I’ve been teaching history at the college level for almost 4 years now. I love it and teaching is clearly the job I was born to do, but, like every job, it comes with frustrations. I think almost everybody who pursues a career in education has moments where they despair what their students don’t know when they first walk into the classroom. This article is not that sort of lament. I don’t mind that some of my students don’t know what much about history when I first see them; it is, after all, my job to remedy that situation. What is interesting–and what will be the subject of this article–is how they think about history, and the implications that it might have.
What’s most striking to me about how many of my students think about history is how literally they interpret things. They tend to view actions, processes and eras of the past in extremely literal terms, instilled in them probably by shorthand and shortcuts in the telling of historical narratives that form the basis of what they might know about history. For example, in a U.S. history class, all students at least know who Martin Luther King, Jr. is. What did he do? He gave the “I Have a Dream” speech. What was the effect of this speech? It granted equality to African-Americans. This is the chain of reasoning of many students–not all, of course, but many–when they think about the civil rights movement of the 1950s and 1960s.
You can’t blame them for thinking this. “I Have a Dream” and the 1963 March on Washington are the universal “sound bites” of MLK, which appears in every single documentary they have ever seen on TV that deals with civil rights, probably called out in a little box on a page of their high school history textbook. The absence of connections between historical events like “I Have a Dream” and results, like the incomplete but substantial advances of the African-American freedom struggle, are not visible or relevant in these shorthand narratives. It’s my job to fill in the pieces, to tell them who Bayard Rustin and Pauli Murray were, what the Southern Christian Leadership Conference was, what the Civil Rights Act of 1964 was and how we got it. But, to many of my students, all of this looks like background detail. It can enrich but never challenge that basic, simple, literal narrative. MLK gives speech; African-Americans are free. The connective tissue there seems, to many of them, like trivia.
If this is all you knew about the civil rights movement of the 1950s-1960s, would it not be natural to conclude that this is essentially all there is to it?
Why history is relevant or why we study it is similarly misunderstood by many students. I’ve observed that many of them, in another example of literal thinking, assume history’s relevance is summed up by the old saying every one of them has heard, “Those who do not learn from history are doomed to repeat it.” Seen through this lens, the sole value of history is to avoid future mistakes, most often in the realm of political policymaking. My students aren’t alone in thinking this way; I’d venture that many Americans make this assumption. Politicians certainly do. Whenever a politician casually throws around phrases like “appeasement” or “this is how Nazi Germany started,” they’re thinking this way. I don’t know how to push back against that assumption. It’s too hard-wired into people’s thinking, at least people who don’t have an independent interest in history.

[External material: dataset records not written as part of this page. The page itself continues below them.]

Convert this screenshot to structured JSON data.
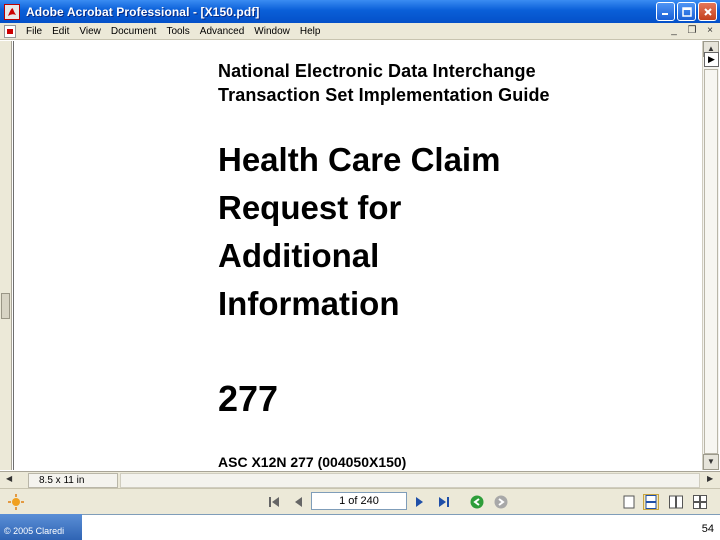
{
  "window": {
    "title": "Adobe Acrobat Professional - [X150.pdf]",
    "icons": {
      "app": "acrobat-app-icon",
      "minimize": "minimize-icon",
      "maximize": "maximize-icon",
      "close": "close-icon"
    }
  },
  "menu": {
    "items": [
      "File",
      "Edit",
      "View",
      "Document",
      "Tools",
      "Advanced",
      "Window",
      "Help"
    ],
    "mdi_controls": {
      "minimize": "_",
      "restore": "❐",
      "close": "×"
    }
  },
  "document": {
    "subtitle_line1": "National Electronic Data Interchange",
    "subtitle_line2": "Transaction Set Implementation Guide",
    "title_line1": "Health Care Claim",
    "title_line2": "Request for",
    "title_line3": "Additional",
    "title_line4": "Information",
    "transaction_number": "277",
    "asc_identifier": "ASC X12N 277 (004050X150)"
  },
  "status": {
    "page_size": "8.5 x 11 in"
  },
  "navigation": {
    "page_display": "1 of 240",
    "current_page": 1,
    "total_pages": 240,
    "icons": [
      "first-page-icon",
      "previous-page-icon",
      "next-page-icon",
      "last-page-icon",
      "previous-view-icon",
      "next-view-icon",
      "single-page-icon",
      "continuous-icon",
      "facing-icon",
      "continuous-facing-icon"
    ]
  },
  "footer": {
    "copyright": "© 2005 Claredi",
    "slide_number": "54"
  },
  "colors": {
    "titlebar_blue": "#0a5fd8",
    "chrome_beige": "#ece9d8",
    "footer_blue": "#2f64b4"
  }
}
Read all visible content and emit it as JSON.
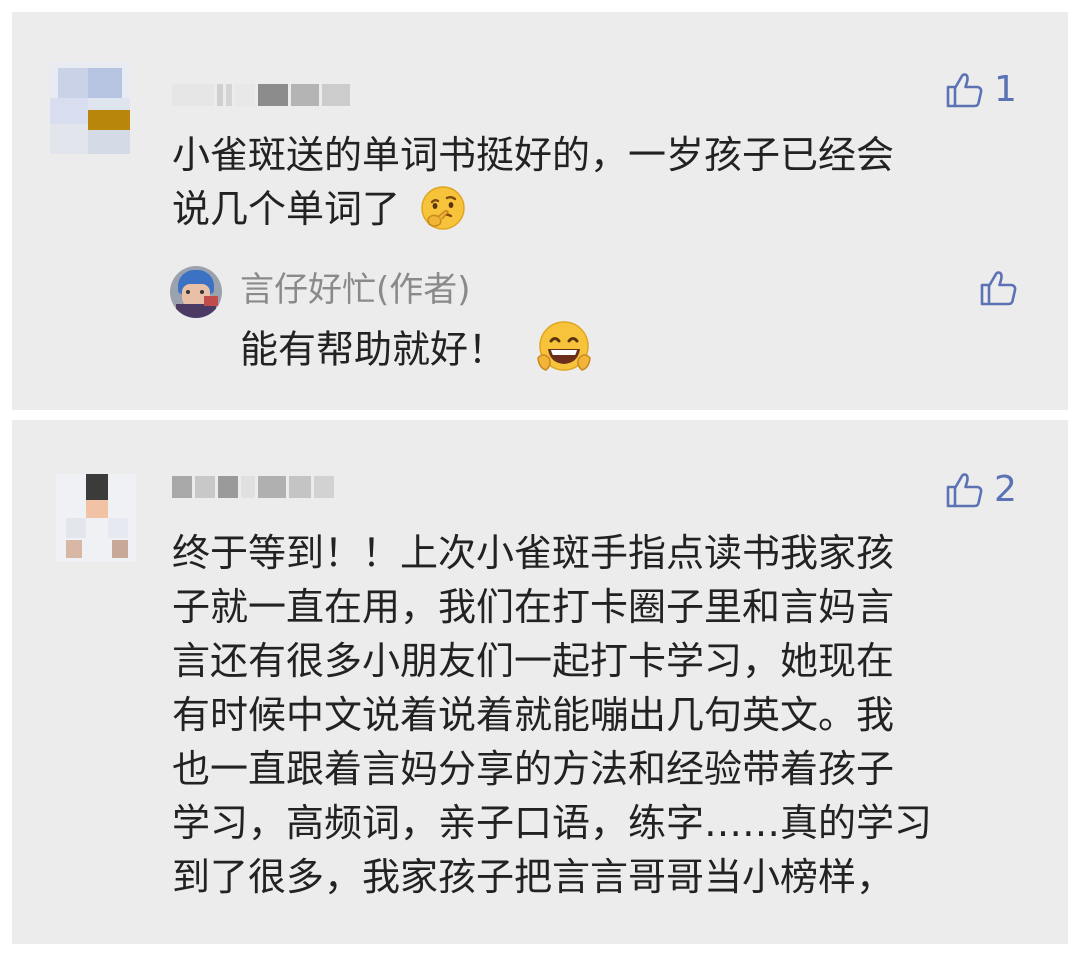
{
  "comments": [
    {
      "likes": "1",
      "text_lines": [
        "小雀斑送的单词书挺好的，一岁孩子已经会",
        "说几个单词了"
      ],
      "emoji": "thinking-face-icon",
      "reply": {
        "author": "言仔好忙(作者)",
        "text": "能有帮助就好！",
        "emoji": "grinning-face-icon"
      }
    },
    {
      "likes": "2",
      "text_lines": [
        "终于等到！！上次小雀斑手指点读书我家孩",
        "子就一直在用，我们在打卡圈子里和言妈言",
        "言还有很多小朋友们一起打卡学习，她现在",
        "有时候中文说着说着就能嘣出几句英文。我",
        "也一直跟着言妈分享的方法和经验带着孩子",
        "学习，高频词，亲子口语，练字……真的学习",
        "到了很多，我家孩子把言言哥哥当小榜样，"
      ]
    }
  ],
  "colors": {
    "card_bg": "#ececec",
    "like_blue": "#5b73b4",
    "text": "#222222",
    "author_gray": "#8a8a8a"
  }
}
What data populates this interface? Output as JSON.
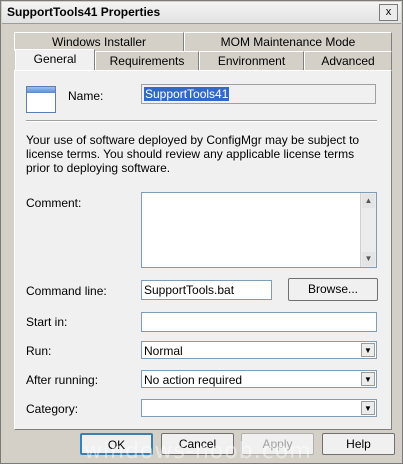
{
  "window": {
    "title": "SupportTools41 Properties",
    "close_glyph": "x"
  },
  "tabs_back": [
    "Windows Installer",
    "MOM Maintenance Mode"
  ],
  "tabs_front": [
    "General",
    "Requirements",
    "Environment",
    "Advanced"
  ],
  "general": {
    "name_label": "Name:",
    "name_value": "SupportTools41",
    "notice": "Your use of software deployed by ConfigMgr may be subject to license terms. You should review any applicable license terms prior to deploying software.",
    "comment_label": "Comment:",
    "comment_value": "",
    "command_label": "Command line:",
    "command_value": "SupportTools.bat",
    "browse_label": "Browse...",
    "startin_label": "Start in:",
    "startin_value": "",
    "run_label": "Run:",
    "run_value": "Normal",
    "after_label": "After running:",
    "after_value": "No action required",
    "category_label": "Category:",
    "category_value": ""
  },
  "buttons": {
    "ok": "OK",
    "cancel": "Cancel",
    "apply": "Apply",
    "help": "Help"
  },
  "watermark": "windows-noob.com",
  "icons": {
    "app": "program-window-icon",
    "up": "scroll-up-arrow",
    "down": "scroll-down-arrow",
    "dropdown": "dropdown-arrow"
  }
}
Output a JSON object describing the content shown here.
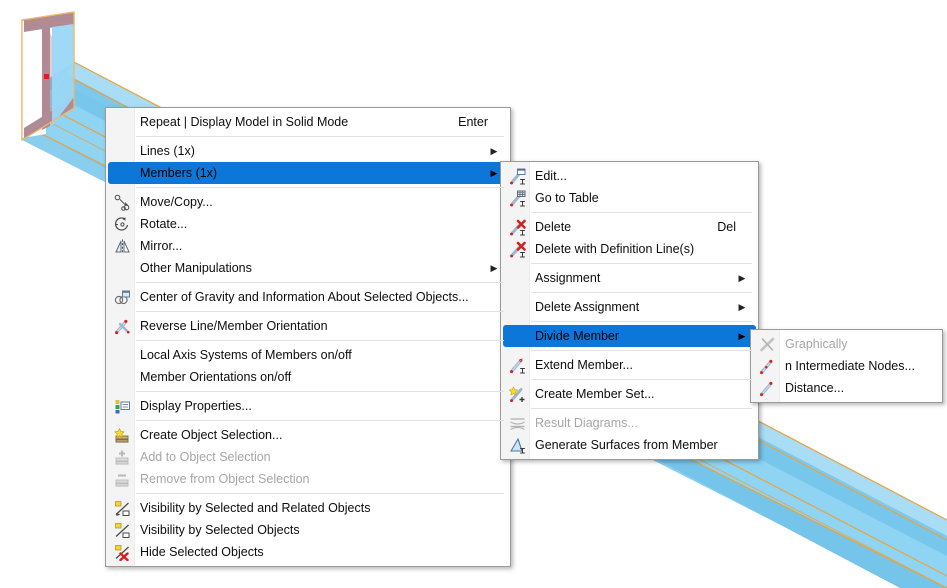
{
  "app": {
    "model_description": "3D structural model: blue I-beam member running diagonally with orange member outlines and a rose-colored I cross-section at the near end",
    "colors": {
      "highlight": "#0c77d8",
      "menu_background": "#ffffff",
      "gutter": "#f4f4f4",
      "separator": "#e2e2e2",
      "disabled_text": "#a6a6a6",
      "beam_face": "#8ed2f2",
      "beam_face_light": "#a9dcf5",
      "beam_face_dark": "#6ec0e8",
      "beam_edge": "#e8a33d",
      "section_fill": "#b08a94",
      "node_dot": "#e01b1b"
    }
  },
  "context_menu": {
    "items": [
      {
        "label": "Repeat | Display Model in Solid Mode",
        "accel": "Enter",
        "icon": "none",
        "submenu": false,
        "disabled": false,
        "selected": false
      },
      {
        "separator": true
      },
      {
        "label": "Lines (1x)",
        "accel": "",
        "icon": "none",
        "submenu": true,
        "disabled": false,
        "selected": false
      },
      {
        "label": "Members (1x)",
        "accel": "",
        "icon": "none",
        "submenu": true,
        "disabled": false,
        "selected": true
      },
      {
        "separator": true
      },
      {
        "label": "Move/Copy...",
        "accel": "",
        "icon": "move-copy-icon",
        "submenu": false,
        "disabled": false,
        "selected": false
      },
      {
        "label": "Rotate...",
        "accel": "",
        "icon": "rotate-icon",
        "submenu": false,
        "disabled": false,
        "selected": false
      },
      {
        "label": "Mirror...",
        "accel": "",
        "icon": "mirror-icon",
        "submenu": false,
        "disabled": false,
        "selected": false
      },
      {
        "label": "Other Manipulations",
        "accel": "",
        "icon": "none",
        "submenu": true,
        "disabled": false,
        "selected": false
      },
      {
        "separator": true
      },
      {
        "label": "Center of Gravity and Information About Selected Objects...",
        "accel": "",
        "icon": "center-of-gravity-icon",
        "submenu": false,
        "disabled": false,
        "selected": false
      },
      {
        "separator": true
      },
      {
        "label": "Reverse Line/Member Orientation",
        "accel": "",
        "icon": "reverse-orientation-icon",
        "submenu": false,
        "disabled": false,
        "selected": false
      },
      {
        "separator": true
      },
      {
        "label": "Local Axis Systems of Members on/off",
        "accel": "",
        "icon": "none",
        "submenu": false,
        "disabled": false,
        "selected": false
      },
      {
        "label": "Member Orientations on/off",
        "accel": "",
        "icon": "none",
        "submenu": false,
        "disabled": false,
        "selected": false
      },
      {
        "separator": true
      },
      {
        "label": "Display Properties...",
        "accel": "",
        "icon": "display-properties-icon",
        "submenu": false,
        "disabled": false,
        "selected": false
      },
      {
        "separator": true
      },
      {
        "label": "Create Object Selection...",
        "accel": "",
        "icon": "create-object-selection-icon",
        "submenu": false,
        "disabled": false,
        "selected": false
      },
      {
        "label": "Add to Object Selection",
        "accel": "",
        "icon": "add-to-object-selection-icon",
        "submenu": false,
        "disabled": true,
        "selected": false
      },
      {
        "label": "Remove from Object Selection",
        "accel": "",
        "icon": "remove-from-object-selection-icon",
        "submenu": false,
        "disabled": true,
        "selected": false
      },
      {
        "separator": true
      },
      {
        "label": "Visibility by Selected and Related Objects",
        "accel": "",
        "icon": "visibility-related-icon",
        "submenu": false,
        "disabled": false,
        "selected": false
      },
      {
        "label": "Visibility by Selected Objects",
        "accel": "",
        "icon": "visibility-selected-icon",
        "submenu": false,
        "disabled": false,
        "selected": false
      },
      {
        "label": "Hide Selected Objects",
        "accel": "",
        "icon": "hide-selected-icon",
        "submenu": false,
        "disabled": false,
        "selected": false
      }
    ]
  },
  "members_submenu": {
    "items": [
      {
        "label": "Edit...",
        "accel": "",
        "icon": "member-edit-icon",
        "submenu": false,
        "disabled": false,
        "selected": false
      },
      {
        "label": "Go to Table",
        "accel": "",
        "icon": "member-table-icon",
        "submenu": false,
        "disabled": false,
        "selected": false
      },
      {
        "separator": true
      },
      {
        "label": "Delete",
        "accel": "Del",
        "icon": "member-delete-icon",
        "submenu": false,
        "disabled": false,
        "selected": false
      },
      {
        "label": "Delete with Definition Line(s)",
        "accel": "",
        "icon": "member-delete-line-icon",
        "submenu": false,
        "disabled": false,
        "selected": false
      },
      {
        "separator": true
      },
      {
        "label": "Assignment",
        "accel": "",
        "icon": "none",
        "submenu": true,
        "disabled": false,
        "selected": false
      },
      {
        "separator": true
      },
      {
        "label": "Delete Assignment",
        "accel": "",
        "icon": "none",
        "submenu": true,
        "disabled": false,
        "selected": false
      },
      {
        "separator": true
      },
      {
        "label": "Divide Member",
        "accel": "",
        "icon": "none",
        "submenu": true,
        "disabled": false,
        "selected": true
      },
      {
        "separator": true
      },
      {
        "label": "Extend Member...",
        "accel": "",
        "icon": "extend-member-icon",
        "submenu": false,
        "disabled": false,
        "selected": false
      },
      {
        "separator": true
      },
      {
        "label": "Create Member Set...",
        "accel": "",
        "icon": "create-member-set-icon",
        "submenu": false,
        "disabled": false,
        "selected": false
      },
      {
        "separator": true
      },
      {
        "label": "Result Diagrams...",
        "accel": "",
        "icon": "result-diagrams-icon",
        "submenu": false,
        "disabled": true,
        "selected": false
      },
      {
        "label": "Generate Surfaces from Member",
        "accel": "",
        "icon": "generate-surfaces-icon",
        "submenu": false,
        "disabled": false,
        "selected": false
      }
    ]
  },
  "divide_member_submenu": {
    "items": [
      {
        "label": "Graphically",
        "accel": "",
        "icon": "divide-graphically-icon",
        "submenu": false,
        "disabled": true,
        "selected": false
      },
      {
        "label": "n Intermediate Nodes...",
        "accel": "",
        "icon": "divide-nodes-icon",
        "submenu": false,
        "disabled": false,
        "selected": false
      },
      {
        "label": "Distance...",
        "accel": "",
        "icon": "divide-distance-icon",
        "submenu": false,
        "disabled": false,
        "selected": false
      }
    ]
  }
}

Another assumption shared by many people is the assumption that history is static. It is, after all, the study of the past, and you can’t change the past; thus, once you know what happened in the past, there’s nothing more to say about it. Once we “know” why World War II began or why John Wilkes Booth shot Abraham Lincoln, many people assume the book is closed on these subjects, and the work of historians, therefore, is to determine the facts about events not yet fully understood. History, in this view, is rather like mowing a lawn that never grows. The first historian who gets there saves everyone else a lot of work. To students or others who have this assumption, a centuries-long debate about something very complicated–why the Roman Empire fell, for example–seems utterly incomprehensible.
This assumption explains, in an oblique way, the popularity of pseudohistory. If you believe the past is settled and that historians “own” the interpretation of it, it’s tempting to believe that sometimes they have “settled” it carelessly and somebody from the outside can come along and challenge that interpretation with new evidence. We all like to see self-righteous experts proven wrong. Hence, though experts tell us the Egyptians built the Pyramids, it’s much more satisfying to see the Ancient Aliens show on History Channel “prove” those experts wrong and that an exotic, fun-to-believe explanation–alien intervention–built the Pyramids. But this is not how history works. Ancient Aliens is utter, 100% garbage from start to finish, but it seems to be visionary, if you believe that the past is never revisited and historians are more concerned with never being proven wrong than they are with understanding historical truth.
“We must not let this happen again!” That sort of statement is meaningless unless you know what this is a picture of, but even then, you miss 98% of why it’s important.
In reality, of course, none of these assumptions about history are tenable. The past is not settled. It is revisited constantly, and the battles over what history means are legendary and often unresolvable. We will never “know” why the Roman Empire fell. But it’s the debate over that question that gives that historical event meaning. It would be dry and shallow and useless otherwise.
I don’t for a moment suggest that these assumptions are true of all history students. Some rise quite admirably above them. Those are the students who get it, and who well deserve the A’s they have earned. Not all students are like that, but some are. They’re the ones who make it worthwhile.
These are the challenges I face when I walk into a classroom. It’s not every day I overcome them. But it is every day that I try to.